About the ocean, dreams and a love hotter than the sun - "So on" looks deeper into Senegal

On May 3-5, the screens of the cinema centers "Skalvija" in Vilnius and "Romuva" in Kaunas will briefly become windows to Senegal. The young film publishing company "Taip pelda" and the director Ramat-Toulaye Sy, who made her debut in the main competition of the Cannes Film Festival last year, will present here a co-curated film program "Taip pelda: to Senegal", which includes her own drama "Banelle and Adama", du Mati Diop the films "A Thousand Suns" and "Atlantes" and the classic of Senegalese cinema - Djibril Diop Mambéty's "Touki bouki".

It was Ramata-Toulaye Sy's debut film, a love story from Senegal, Banelė ir Adama, that became the starting point of the program. For her debut film, the France-based director and screenwriter returned to her parents' home village in Senegal's northern Futa region, where she often spent time growing up. Infused with magical realism, the story of Banele's rebellion, desire for freedom and love leading to madness became part of a new wave of African-born directors exploring genre cinema. Moving away from social realism, the director creates "Romeo and Juliet" reminiscent of a mythical love story. "I didn't grow up in Senegal, so I wouldn't dare to talk about the situation of women there or about any other phenomenon of Senegalese society. That was not my intention. The mythological level of the main character was important to me, I created her as Phaedra or Medea," says Sy about the idea of ​​his film.

A frame from the movie "Banelė and Adama"

Banelė ir Adama was the only debut film in the competition program of last year's Cannes Film Festival, marking the year 2019 saw the debut of another young African film director, the French-Senegalese Mati Diop. Her ghostly love story "Atlantes" was awarded the Grand Jury Prize and became one of the brightest films of the year, but was never shown on the big screen in Lithuania. Like Ramata-Toulaye Sy, Diop uses fantasy and magical realism, but her films are far more political. Visually mesmerizing "Atlantes" touches on the painful subject of migration and shows its side invisible from a European perspective - the pain of loss experienced by women when men leave to pursue their dreams on the other side of the ocean. Having made only a few films, Mati Diop has already shown that she is one of the brightest voices in the world of cinema. In order to capture the sometimes difficult to explain African social reality, the director creatively combines documentary with fiction. This year at the Berlinale, Diop was awarded the "Golden Bear" for her latest film "Dahomey" about the XNUMXth century. the return to Benin of the ritual sculptures stolen by the colonists from the French art storage.
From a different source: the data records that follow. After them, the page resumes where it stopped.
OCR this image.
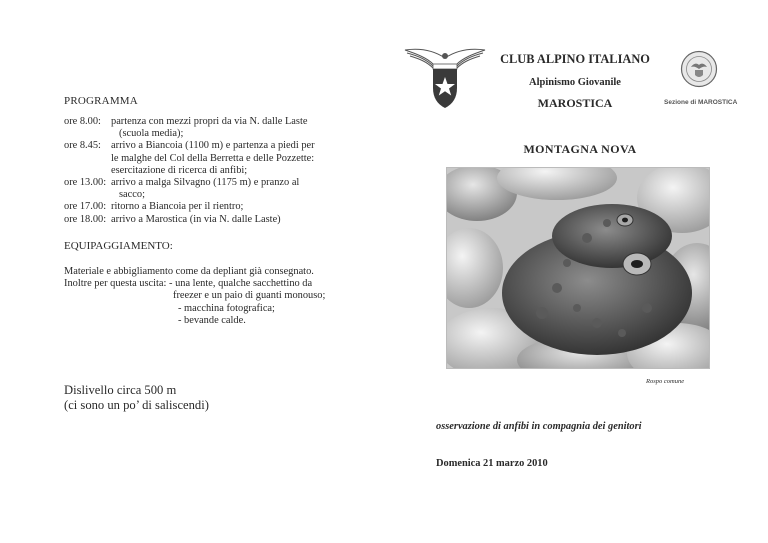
PROGRAMMA
ore 8.00: partenza con mezzi propri da via N. dalle Laste
(scuola media);
ore 8.45: arrivo a Biancoia (1100 m) e partenza a piedi per
le malghe del Col della Berretta e delle Pozzette:
esercitazione di ricerca di anfibi;
ore 13.00: arrivo a malga Silvagno (1175 m) e pranzo al
sacco;
ore 17.00: ritorno a Biancoia per il rientro;
ore 18.00: arrivo a Marostica (in via N. dalle Laste)
EQUIPAGGIAMENTO:
Materiale e abbigliamento come da depliant già consegnato.
Inoltre per questa uscita: - una lente, qualche sacchettino da
freezer e un paio di guanti monouso;
- macchina fotografica;
- bevande calde.
Dislivello circa 500 m
(ci sono un po’ di saliscendi)
CLUB ALPINO ITALIANO
Alpinismo Giovanile
MAROSTICA	Sezione di MAROSTICA
MONTAGNA NOVA
Rospo comune
osservazione di anfibi in compagnia dei genitori
Domenica 21 marzo 2010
A scene from the movie "Atlanteans"

Migration and related dreams are also told in the debut film "Touki bouki" by Mati Diop's uncle, Senegalese film master Djibril Diop Mambéty, which premiered in 1973. also took place at the Cannes Film Festival. Wolof language touki bouki meaning "the journey of the hyena" is another story about love and the desire to escape. In this modernist masterpiece of postcolonial cinema, Mambéty satirizes African attachment to and romanticization of Europe. Lovers Mory and Anta long to sail to the Paris of their dreams, but face sometimes inexplicable obstacles. Witty, stylish and energetic, even after half a century, Touki Bouki still looks remarkably fresh and no less relevant.
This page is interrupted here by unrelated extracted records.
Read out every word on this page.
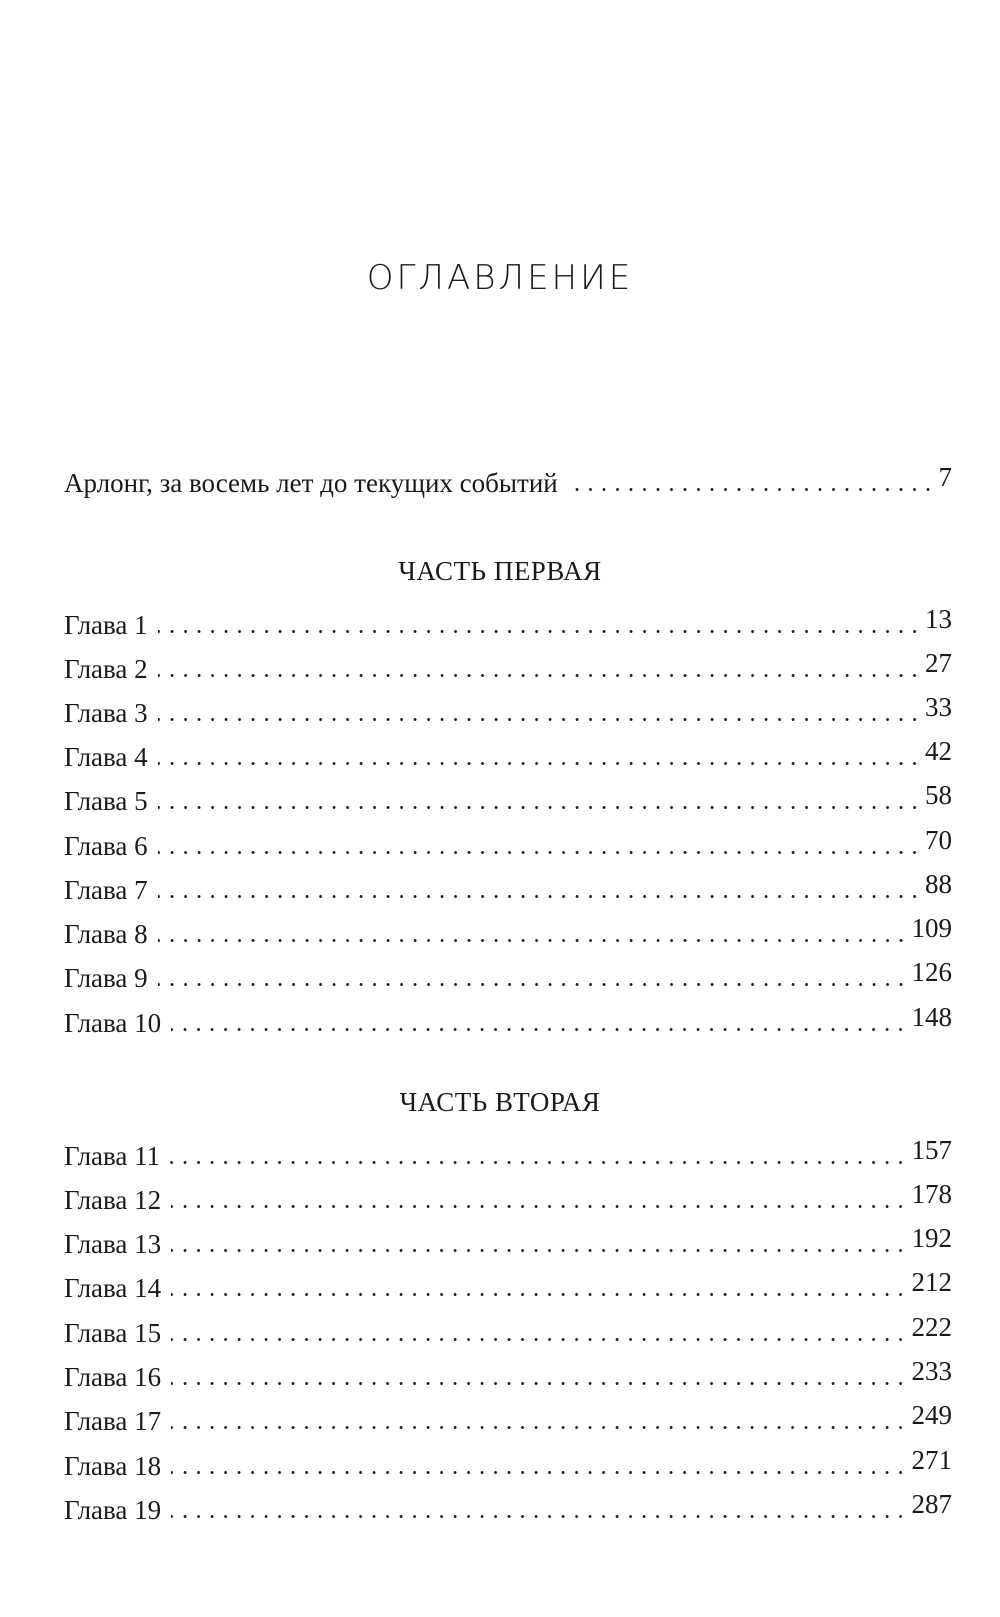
ОГЛАВЛЕНИЕ
Арлонг, за восемь лет до текущих событий	7
ЧАСТЬ ПЕРВАЯ
Глава 1	13
Глава 2	27
Глава 3	33
Глава 4	42
Глава 5	58
Глава 6	70
Глава 7	88
Глава 8	109
Глава 9	126
Глава 10	148
ЧАСТЬ ВТОРАЯ
Глава 11	157
Глава 12	178
Глава 13	192
Глава 14	212
Глава 15	222
Глава 16	233
Глава 17	249
Глава 18	271
Глава 19	287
A still from the movie Touki Bouki

"A Thousand Suns" continues and comments on "Touki bouki", which became a world cinema classic. in 2013 Mambéty's niece, Mati Diop, returned to Senegal to make a film about Touki bouki lead actor Magaye Niang forty years after he appeared on screen. "A Thousand Suns" is a sensitive portrait combining fact and fiction about a man who, like the character he played, did not leave his country. Formerly a star, today nobody recognizes Niang anymore. As he prepares to go to a special Touki bouki session in Dakar, he walks the streets of the city and reflects on his life here.
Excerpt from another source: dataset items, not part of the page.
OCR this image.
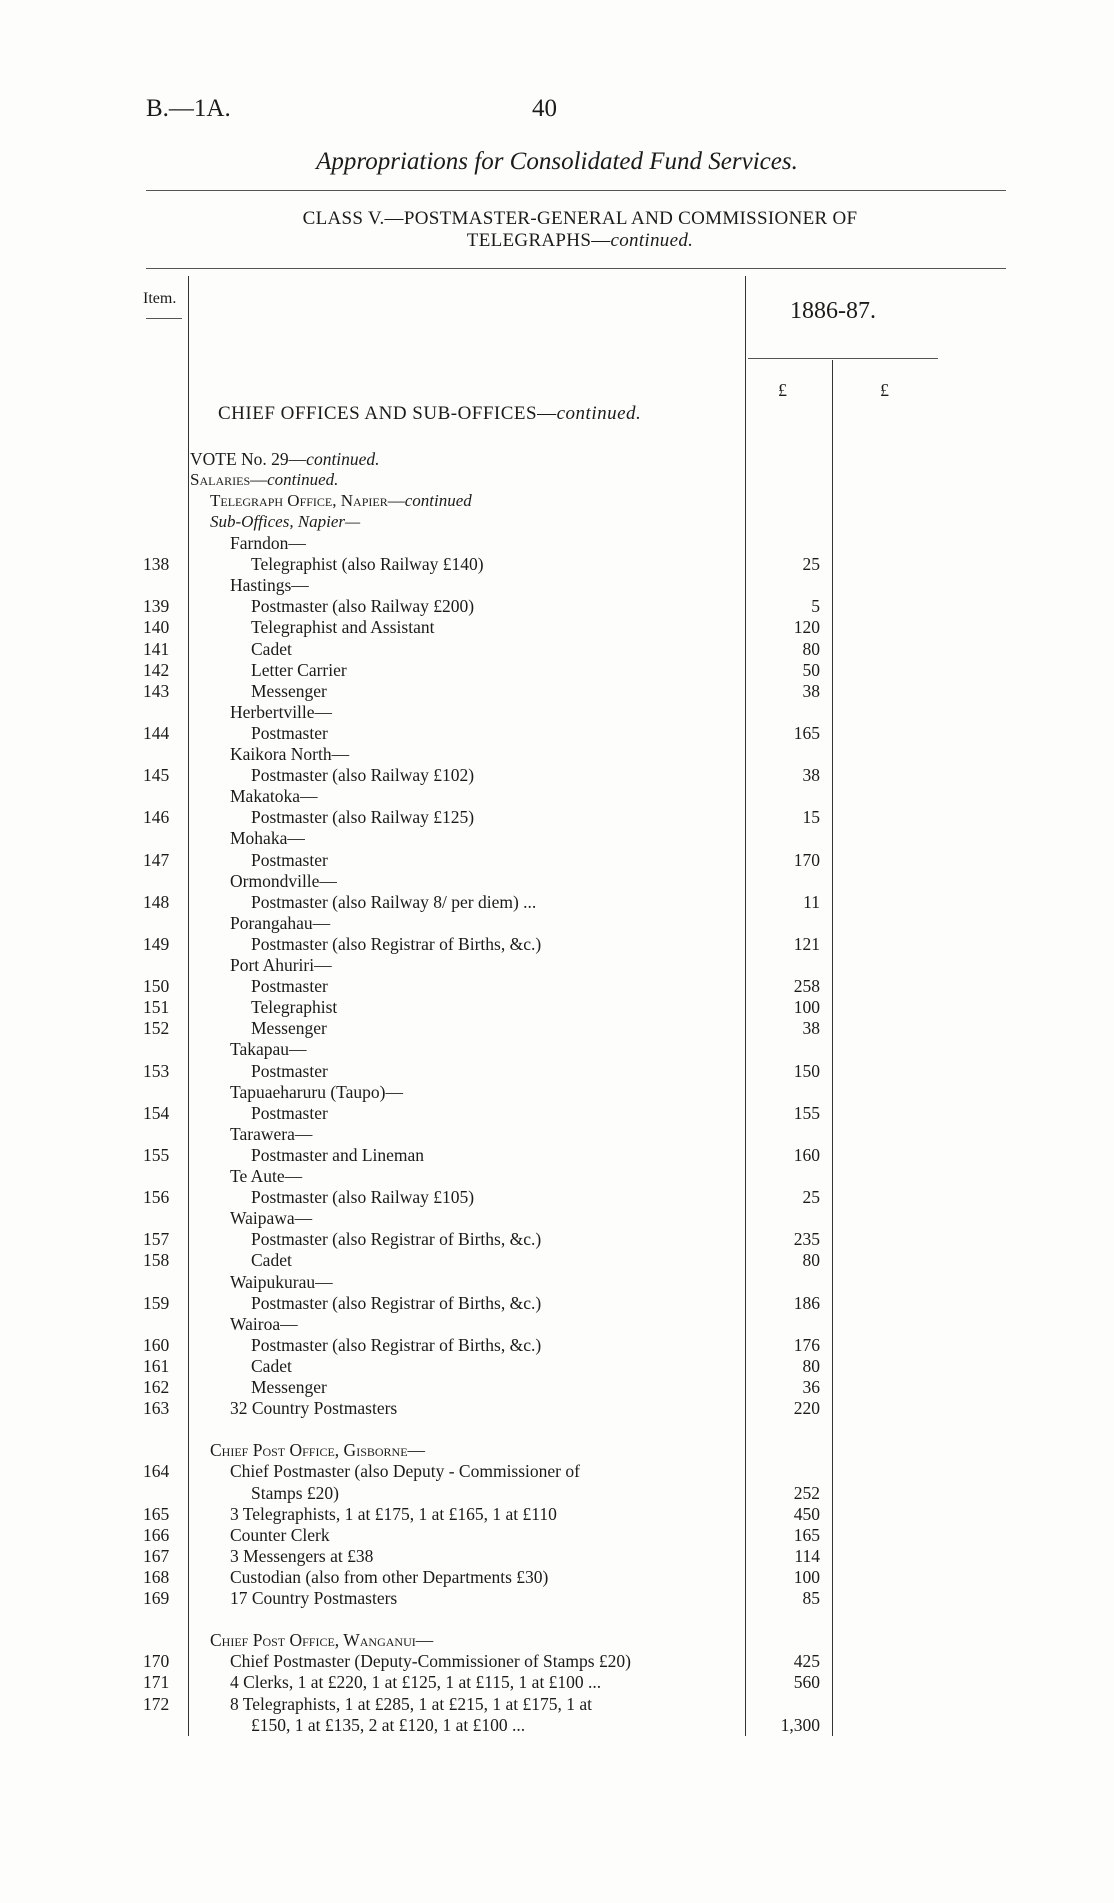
B.—1A.	40
Appropriations for Consolidated Fund Services.
CLASS V.—POSTMASTER-GENERAL AND COMMISSIONER OF
TELEGRAPHS—continued.
Item.	1886-87.
£	£
CHIEF OFFICES AND SUB-OFFICES—continued.
VOTE No. 29—continued.
Salaries—continued.
Telegraph Office, Napier—continued
Sub-Offices, Napier—
Farndon—
138	Telegraphist (also Railway £140)	25
Hastings—
139	Postmaster (also Railway £200)	5
140	Telegraphist and Assistant	120
141	Cadet	80
142	Letter Carrier	50
143	Messenger	38
Herbertville—
144	Postmaster	165
Kaikora North—
145	Postmaster (also Railway £102)	38
Makatoka—
146	Postmaster (also Railway £125)	15
Mohaka—
147	Postmaster	170
Ormondville—
148	Postmaster (also Railway 8/ per diem) ...	11
Porangahau—
149	Postmaster (also Registrar of Births, &c.)	121
Port Ahuriri—
150	Postmaster	258
151	Telegraphist	100
152	Messenger	38
Takapau—
153	Postmaster	150
Tapuaeharuru (Taupo)—
154	Postmaster	155
Tarawera—
155	Postmaster and Lineman	160
Te Aute—
156	Postmaster (also Railway £105)	25
Waipawa—
157	Postmaster (also Registrar of Births, &c.)	235
158	Cadet	80
Waipukurau—
159	Postmaster (also Registrar of Births, &c.)	186
Wairoa—
160	Postmaster (also Registrar of Births, &c.)	176
161	Cadet	80
162	Messenger	36
163	32 Country Postmasters	220
Chief Post Office, Gisborne—
164	Chief Postmaster (also Deputy - Commissioner of
Stamps £20)	252
165	3 Telegraphists, 1 at £175, 1 at £165, 1 at £110	450
166	Counter Clerk	165
167	3 Messengers at £38	114
168	Custodian (also from other Departments £30)	100
169	17 Country Postmasters	85
Chief Post Office, Wanganui—
170	Chief Postmaster (Deputy-Commissioner of Stamps £20)	425
171	4 Clerks, 1 at £220, 1 at £125, 1 at £115, 1 at £100 ...	560
172	8 Telegraphists, 1 at £285, 1 at £215, 1 at £175, 1 at
£150, 1 at £135, 2 at £120, 1 at £100 ...	1,300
A scene from the movie "A Thousand Suns"

The films of the program "So on: to Senegal" are not only connected by magical vision, extraordinary visuals and the desire of the characters to break free, to leave, but also by the desire of the directors to tell Senegalese stories in a new way. This line creates a link between the visionary cinema of Mambéty at the beginning of the history of independent Senegalese cinema, and the young diaspora generation returning to the country to create now. 

The look of the program "So on: to Senegal" will be extended later this year by a second film program - "So on: from Africa", which will follow the movement of people, ideas, stories from various African countries to other parts of the world. The centerpiece of the program will be Abderrahmane Sissak's film "Black Tea", presented in the competition program of the Berlin Film Festival this year, about Aya from the Ivory Coast rebuilding her life in China.

Both film programs are partially supported by the Lithuanian Cinema Center.